Para el Ministerio Público Fiscal, un caso de esta naturaleza es, a primera vista, un paseo por el parque. La existencia del embargo es un hecho público y notorio, documentado en resoluciones de la ONU accesibles con una simple búsqueda en internet. Probar el ‘dolo’, la intención, es casi un ejercicio de redundancia. ¿Qué directivo de una empresa de defensa o qué funcionario público podría argumentar seriamente que ‘no sabía’ que enviar un cargamento de misiles a un país bajo embargo internacional estaba mal? La defensa del ‘error de prohibición’ se desvanece ante la magnitud y publicidad de la norma violada. La tarea del fiscal consiste, entonces, en un trabajo metódico y casi artesanal: conectar los puntos. Se debe construir la cadena de responsabilidad desde el operario que cargó el material hasta el más alto funcionario o directivo que dio la orden, autorizó el pago o firmó el permiso. Esto implica un análisis exhaustivo de documentos: órdenes de compra, permisos de exportación (fraudulentos o no), manifiestos de carga, comunicaciones internas, correos electrónicos. Cada papel, cada firma, es un eslabón. También es fundamental la prueba pericial para certificar que el material exportado se corresponde con la descripción de ‘armas de guerra’ y está cubierto por el embargo. La clave es no dejar cabos sueltos, demostrar con una pila de evidencia documental y testimonial que la operación fue una decisión consciente y deliberada, no un lamentable descuido. Es demostrar que hubo un plan sistemático para burlar un control que no es solo aduanero, sino planetario.

Consejos igualmente no solicitados para la defensa: el arte de lo imposible

Ahora, pongámonos por un momento en los zapatos del abogado defensor. Una tarea titánica, casi quijotesca. ¿Qué se puede argumentar?
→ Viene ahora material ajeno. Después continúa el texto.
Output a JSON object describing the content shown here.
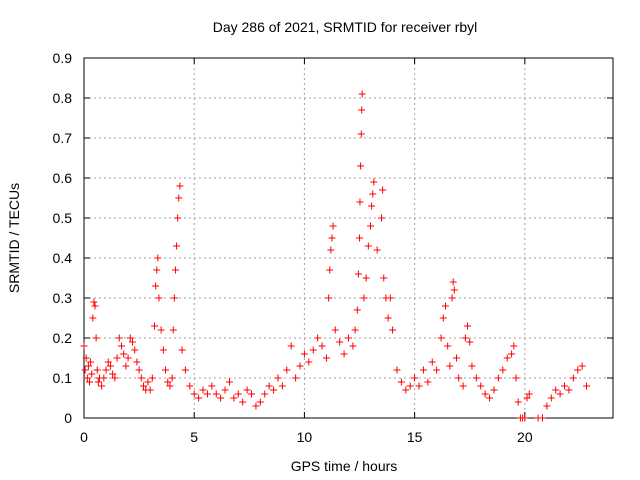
{
  "chart_data": {
    "type": "scatter",
    "title": "Day 286 of 2021, SRMTID for receiver rbyl",
    "xlabel": "GPS time / hours",
    "ylabel": "SRMTID / TECUs",
    "xlim": [
      0,
      24
    ],
    "ylim": [
      0,
      0.9
    ],
    "x_ticks": [
      "0",
      "5",
      "10",
      "15",
      "20"
    ],
    "y_ticks": [
      "0",
      "0.1",
      "0.2",
      "0.3",
      "0.4",
      "0.5",
      "0.6",
      "0.7",
      "0.8",
      "0.9"
    ],
    "x_tick_values": [
      0,
      5,
      10,
      15,
      20
    ],
    "y_tick_values": [
      0,
      0.1,
      0.2,
      0.3,
      0.4,
      0.5,
      0.6,
      0.7,
      0.8,
      0.9
    ],
    "grid": true,
    "marker": "+",
    "series": [
      {
        "name": "SRMTID",
        "color": "#ff0000",
        "points": [
          [
            0.0,
            0.18
          ],
          [
            0.05,
            0.12
          ],
          [
            0.1,
            0.15
          ],
          [
            0.15,
            0.1
          ],
          [
            0.2,
            0.13
          ],
          [
            0.25,
            0.09
          ],
          [
            0.3,
            0.14
          ],
          [
            0.35,
            0.11
          ],
          [
            0.4,
            0.25
          ],
          [
            0.45,
            0.29
          ],
          [
            0.5,
            0.28
          ],
          [
            0.55,
            0.2
          ],
          [
            0.6,
            0.12
          ],
          [
            0.65,
            0.09
          ],
          [
            0.7,
            0.1
          ],
          [
            0.8,
            0.08
          ],
          [
            0.9,
            0.1
          ],
          [
            1.0,
            0.12
          ],
          [
            1.1,
            0.14
          ],
          [
            1.2,
            0.13
          ],
          [
            1.3,
            0.11
          ],
          [
            1.4,
            0.1
          ],
          [
            1.5,
            0.15
          ],
          [
            1.6,
            0.2
          ],
          [
            1.7,
            0.18
          ],
          [
            1.8,
            0.16
          ],
          [
            1.9,
            0.13
          ],
          [
            2.0,
            0.15
          ],
          [
            2.1,
            0.2
          ],
          [
            2.2,
            0.19
          ],
          [
            2.3,
            0.17
          ],
          [
            2.4,
            0.14
          ],
          [
            2.5,
            0.12
          ],
          [
            2.6,
            0.1
          ],
          [
            2.7,
            0.08
          ],
          [
            2.8,
            0.07
          ],
          [
            2.9,
            0.09
          ],
          [
            3.0,
            0.07
          ],
          [
            3.1,
            0.1
          ],
          [
            3.2,
            0.23
          ],
          [
            3.25,
            0.33
          ],
          [
            3.3,
            0.37
          ],
          [
            3.35,
            0.4
          ],
          [
            3.4,
            0.3
          ],
          [
            3.5,
            0.22
          ],
          [
            3.6,
            0.17
          ],
          [
            3.7,
            0.12
          ],
          [
            3.8,
            0.09
          ],
          [
            3.9,
            0.08
          ],
          [
            4.0,
            0.1
          ],
          [
            4.05,
            0.22
          ],
          [
            4.1,
            0.3
          ],
          [
            4.15,
            0.37
          ],
          [
            4.2,
            0.43
          ],
          [
            4.25,
            0.5
          ],
          [
            4.3,
            0.55
          ],
          [
            4.35,
            0.58
          ],
          [
            4.45,
            0.17
          ],
          [
            4.6,
            0.12
          ],
          [
            4.8,
            0.08
          ],
          [
            5.0,
            0.06
          ],
          [
            5.2,
            0.05
          ],
          [
            5.4,
            0.07
          ],
          [
            5.6,
            0.06
          ],
          [
            5.8,
            0.08
          ],
          [
            6.0,
            0.06
          ],
          [
            6.2,
            0.05
          ],
          [
            6.4,
            0.07
          ],
          [
            6.6,
            0.09
          ],
          [
            6.8,
            0.05
          ],
          [
            7.0,
            0.06
          ],
          [
            7.2,
            0.04
          ],
          [
            7.4,
            0.07
          ],
          [
            7.6,
            0.06
          ],
          [
            7.8,
            0.03
          ],
          [
            8.0,
            0.04
          ],
          [
            8.2,
            0.06
          ],
          [
            8.4,
            0.08
          ],
          [
            8.6,
            0.07
          ],
          [
            8.8,
            0.1
          ],
          [
            9.0,
            0.08
          ],
          [
            9.2,
            0.12
          ],
          [
            9.4,
            0.18
          ],
          [
            9.6,
            0.1
          ],
          [
            9.8,
            0.13
          ],
          [
            10.0,
            0.16
          ],
          [
            10.2,
            0.14
          ],
          [
            10.4,
            0.17
          ],
          [
            10.6,
            0.2
          ],
          [
            10.8,
            0.18
          ],
          [
            11.0,
            0.15
          ],
          [
            11.1,
            0.3
          ],
          [
            11.15,
            0.37
          ],
          [
            11.2,
            0.42
          ],
          [
            11.25,
            0.45
          ],
          [
            11.3,
            0.48
          ],
          [
            11.4,
            0.22
          ],
          [
            11.6,
            0.19
          ],
          [
            11.8,
            0.16
          ],
          [
            12.0,
            0.2
          ],
          [
            12.2,
            0.18
          ],
          [
            12.3,
            0.22
          ],
          [
            12.4,
            0.27
          ],
          [
            12.45,
            0.36
          ],
          [
            12.5,
            0.45
          ],
          [
            12.52,
            0.54
          ],
          [
            12.55,
            0.63
          ],
          [
            12.58,
            0.71
          ],
          [
            12.6,
            0.77
          ],
          [
            12.62,
            0.81
          ],
          [
            12.7,
            0.3
          ],
          [
            12.8,
            0.35
          ],
          [
            12.9,
            0.43
          ],
          [
            13.0,
            0.48
          ],
          [
            13.05,
            0.53
          ],
          [
            13.1,
            0.56
          ],
          [
            13.15,
            0.59
          ],
          [
            13.3,
            0.42
          ],
          [
            13.5,
            0.5
          ],
          [
            13.55,
            0.57
          ],
          [
            13.6,
            0.35
          ],
          [
            13.7,
            0.3
          ],
          [
            13.8,
            0.25
          ],
          [
            13.9,
            0.3
          ],
          [
            14.0,
            0.22
          ],
          [
            14.2,
            0.12
          ],
          [
            14.4,
            0.09
          ],
          [
            14.6,
            0.07
          ],
          [
            14.8,
            0.08
          ],
          [
            15.0,
            0.1
          ],
          [
            15.2,
            0.08
          ],
          [
            15.4,
            0.12
          ],
          [
            15.6,
            0.09
          ],
          [
            15.8,
            0.14
          ],
          [
            16.0,
            0.12
          ],
          [
            16.2,
            0.2
          ],
          [
            16.3,
            0.25
          ],
          [
            16.4,
            0.28
          ],
          [
            16.5,
            0.18
          ],
          [
            16.6,
            0.13
          ],
          [
            16.7,
            0.3
          ],
          [
            16.75,
            0.34
          ],
          [
            16.8,
            0.32
          ],
          [
            16.9,
            0.15
          ],
          [
            17.0,
            0.1
          ],
          [
            17.2,
            0.08
          ],
          [
            17.3,
            0.2
          ],
          [
            17.4,
            0.23
          ],
          [
            17.5,
            0.19
          ],
          [
            17.6,
            0.13
          ],
          [
            17.8,
            0.1
          ],
          [
            18.0,
            0.08
          ],
          [
            18.2,
            0.06
          ],
          [
            18.4,
            0.05
          ],
          [
            18.6,
            0.07
          ],
          [
            18.8,
            0.1
          ],
          [
            19.0,
            0.12
          ],
          [
            19.2,
            0.15
          ],
          [
            19.4,
            0.16
          ],
          [
            19.5,
            0.18
          ],
          [
            19.6,
            0.1
          ],
          [
            19.7,
            0.04
          ],
          [
            19.8,
            0.0
          ],
          [
            19.9,
            0.0
          ],
          [
            20.0,
            0.0
          ],
          [
            20.1,
            0.05
          ],
          [
            20.2,
            0.06
          ],
          [
            20.6,
            0.0
          ],
          [
            20.8,
            0.0
          ],
          [
            21.0,
            0.03
          ],
          [
            21.2,
            0.05
          ],
          [
            21.4,
            0.07
          ],
          [
            21.6,
            0.06
          ],
          [
            21.8,
            0.08
          ],
          [
            22.0,
            0.07
          ],
          [
            22.2,
            0.1
          ],
          [
            22.4,
            0.12
          ],
          [
            22.6,
            0.13
          ],
          [
            22.8,
            0.08
          ]
        ]
      }
    ]
  }
}
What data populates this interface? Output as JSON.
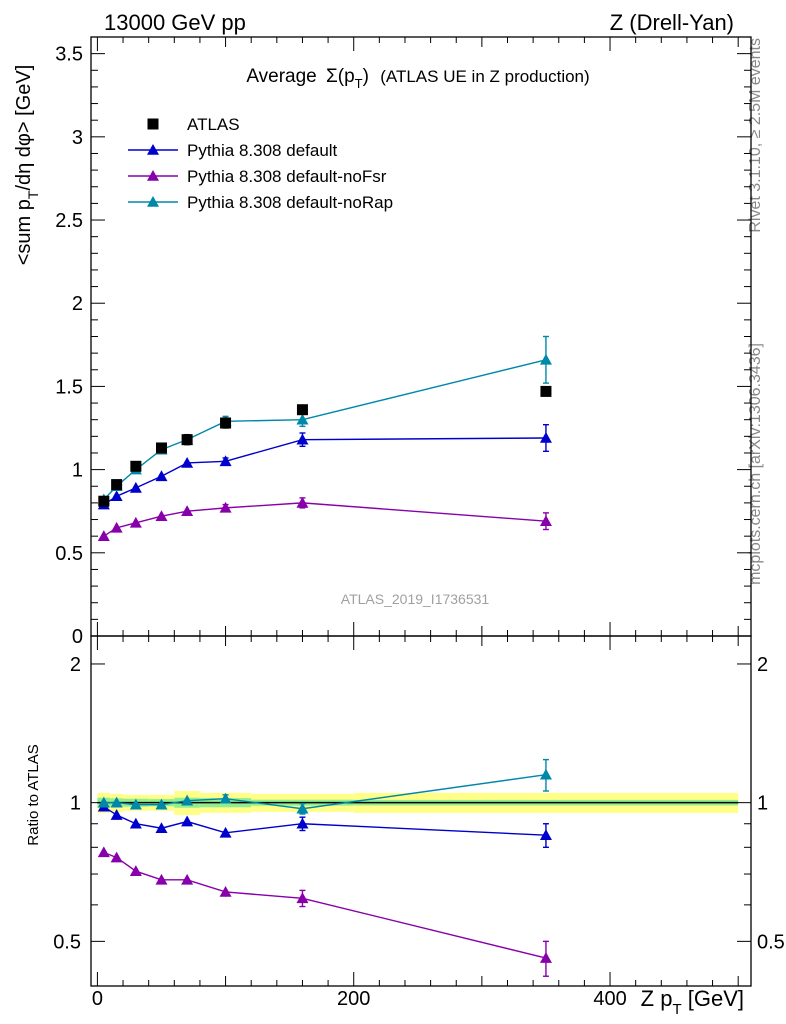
{
  "header": {
    "left": "13000 GeV pp",
    "right": "Z (Drell-Yan)"
  },
  "side_text": {
    "top": "Rivet 3.1.10, ≥ 2.5M events",
    "bottom": "mcplots.cern.ch [arXiv:1306.3436]"
  },
  "watermark": "ATLAS_2019_I1736531",
  "colors": {
    "atlas": "#000000",
    "default": "#0000cc",
    "noFsr": "#8800aa",
    "noRap": "#0088aa",
    "band_inner": "#90ee90",
    "band_outer": "#ffff88"
  },
  "chart_data": [
    {
      "type": "scatter",
      "panel": "main",
      "title_main": "Average",
      "title_sigma": "Σ(p",
      "title_sub": "T",
      "title_close": ")",
      "title_rest": "(ATLAS UE in Z production)",
      "ylabel": "<sum p_T/dη dφ> [GeV]",
      "ylabel_a": "<sum p",
      "ylabel_sub": "T",
      "ylabel_b": "/dη dφ> [GeV]",
      "xlim": [
        -5,
        510
      ],
      "ylim": [
        0,
        3.6
      ],
      "yticks": [
        0,
        0.5,
        1,
        1.5,
        2,
        2.5,
        3,
        3.5
      ],
      "ytick_labels": [
        "0",
        "0.5",
        "1",
        "1.5",
        "2",
        "2.5",
        "3",
        "3.5"
      ],
      "legend_position": "top-left",
      "x": [
        5,
        15,
        30,
        50,
        70,
        100,
        160,
        350
      ],
      "series": [
        {
          "name": "ATLAS",
          "key": "atlas",
          "marker": "square",
          "values": [
            0.81,
            0.91,
            1.02,
            1.13,
            1.18,
            1.28,
            1.36,
            1.47
          ],
          "err": [
            0.02,
            0.02,
            0.02,
            0.02,
            0.03,
            0.03,
            0.02,
            0.02
          ]
        },
        {
          "name": "Pythia 8.308 default",
          "key": "default",
          "marker": "triangle",
          "values": [
            0.79,
            0.84,
            0.89,
            0.96,
            1.04,
            1.05,
            1.18,
            1.19
          ],
          "err": [
            0.01,
            0.01,
            0.01,
            0.01,
            0.01,
            0.02,
            0.04,
            0.08
          ]
        },
        {
          "name": "Pythia 8.308 default-noFsr",
          "key": "noFsr",
          "marker": "triangle",
          "values": [
            0.6,
            0.65,
            0.68,
            0.72,
            0.75,
            0.77,
            0.8,
            0.69
          ],
          "err": [
            0.01,
            0.01,
            0.01,
            0.01,
            0.01,
            0.02,
            0.03,
            0.05
          ]
        },
        {
          "name": "Pythia 8.308 default-noRap",
          "key": "noRap",
          "marker": "triangle",
          "values": [
            0.82,
            0.9,
            1.0,
            1.12,
            1.18,
            1.29,
            1.3,
            1.66
          ],
          "err": [
            0.01,
            0.01,
            0.01,
            0.01,
            0.02,
            0.03,
            0.04,
            0.14
          ]
        }
      ]
    },
    {
      "type": "scatter",
      "panel": "ratio",
      "ylabel": "Ratio to ATLAS",
      "xlabel": "Z p_T [GeV]",
      "xlabel_a": "Z p",
      "xlabel_sub": "T",
      "xlabel_b": " [GeV]",
      "xlim": [
        -5,
        510
      ],
      "ylim": [
        0.4,
        2.3
      ],
      "log_scale_y": true,
      "yticks": [
        0.5,
        1,
        2
      ],
      "ytick_labels": [
        "0.5",
        "1",
        "2"
      ],
      "xticks": [
        0,
        200,
        400
      ],
      "xtick_labels": [
        "0",
        "200",
        "400"
      ],
      "x": [
        5,
        15,
        30,
        50,
        70,
        100,
        160,
        350
      ],
      "band": {
        "edges": [
          0,
          10,
          20,
          40,
          60,
          80,
          120,
          200,
          500
        ],
        "inner": [
          0.025,
          0.022,
          0.02,
          0.018,
          0.025,
          0.023,
          0.015,
          0.014
        ],
        "outer": [
          0.05,
          0.045,
          0.04,
          0.04,
          0.06,
          0.05,
          0.045,
          0.05
        ]
      },
      "series": [
        {
          "name": "Pythia 8.308 default",
          "key": "default",
          "values": [
            0.98,
            0.94,
            0.9,
            0.88,
            0.91,
            0.86,
            0.9,
            0.85
          ],
          "err": [
            0.01,
            0.01,
            0.01,
            0.01,
            0.01,
            0.015,
            0.03,
            0.05
          ]
        },
        {
          "name": "Pythia 8.308 default-noFsr",
          "key": "noFsr",
          "values": [
            0.78,
            0.76,
            0.71,
            0.68,
            0.68,
            0.64,
            0.62,
            0.46
          ],
          "err": [
            0.01,
            0.01,
            0.01,
            0.01,
            0.01,
            0.015,
            0.025,
            0.04
          ]
        },
        {
          "name": "Pythia 8.308 default-noRap",
          "key": "noRap",
          "values": [
            1.0,
            1.0,
            0.99,
            0.99,
            1.01,
            1.02,
            0.97,
            1.15
          ],
          "err": [
            0.01,
            0.01,
            0.01,
            0.01,
            0.015,
            0.02,
            0.025,
            0.09
          ]
        }
      ]
    }
  ]
}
Intentar negar la existencia del embargo o su obligatoriedad es un suicidio procesal. La estrategia debe ser mucho más sutil y, francamente, enfocada en las garantías procesales más que en la inocencia material. La defensa no buscará, en la mayoría de los casos, una absolución por atipicidad de la conducta, sino que se concentrará en las grietas del proceso. ¿La orden de allanamiento fue debidamente fundada? ¿La cadena de custodia de la prueba documental se respetó a rajatabla? ¿Se violó el derecho a no autoincriminarse durante alguna declaración? ¿Hubo una interpretación excesivamente amplia del tipo penal por parte de la fiscalía? Se atacan las formas, porque el fondo es una roca inamovible. Otra línea, aunque de escasa probabilidad de éxito, es la ‘obediencia debida’. Un funcionario de menor jerarquía podría argumentar que simplemente cumplía órdenes de un superior. Sin embargo, la doctrina y la jurisprudencia han establecido límites claros a esta eximente, especialmente cuando la orden es manifiestamente ilegal. Nadie puede ampararse en que ‘solo seguía órdenes’ para cometer un delito de esta magnitud. El trabajo del defensor es, por lo tanto, asegurar que su cliente reciba un juicio justo, que cada ápice del debido proceso sea respetado y que la pena, si llega, sea la mínima posible. Es un control de daños. No se trata de negar la tormenta, sino de intentar que el barco no se hunda por completo. Porque en el fondo, estos juicios trascienden a los acusados. Son un mensaje del Estado hacia adentro y hacia afuera: que la ley se cumple, que las obligaciones internacionales se honran y que la pertenencia a la comunidad de naciones civilizadas impone responsabilidades que no pueden ser ignoradas por conveniencia o ideología. Cualquier otra cosa es, simplemente, una invitación al descrédito y al aislamiento. Una posición incómoda y, a la larga, insostenible.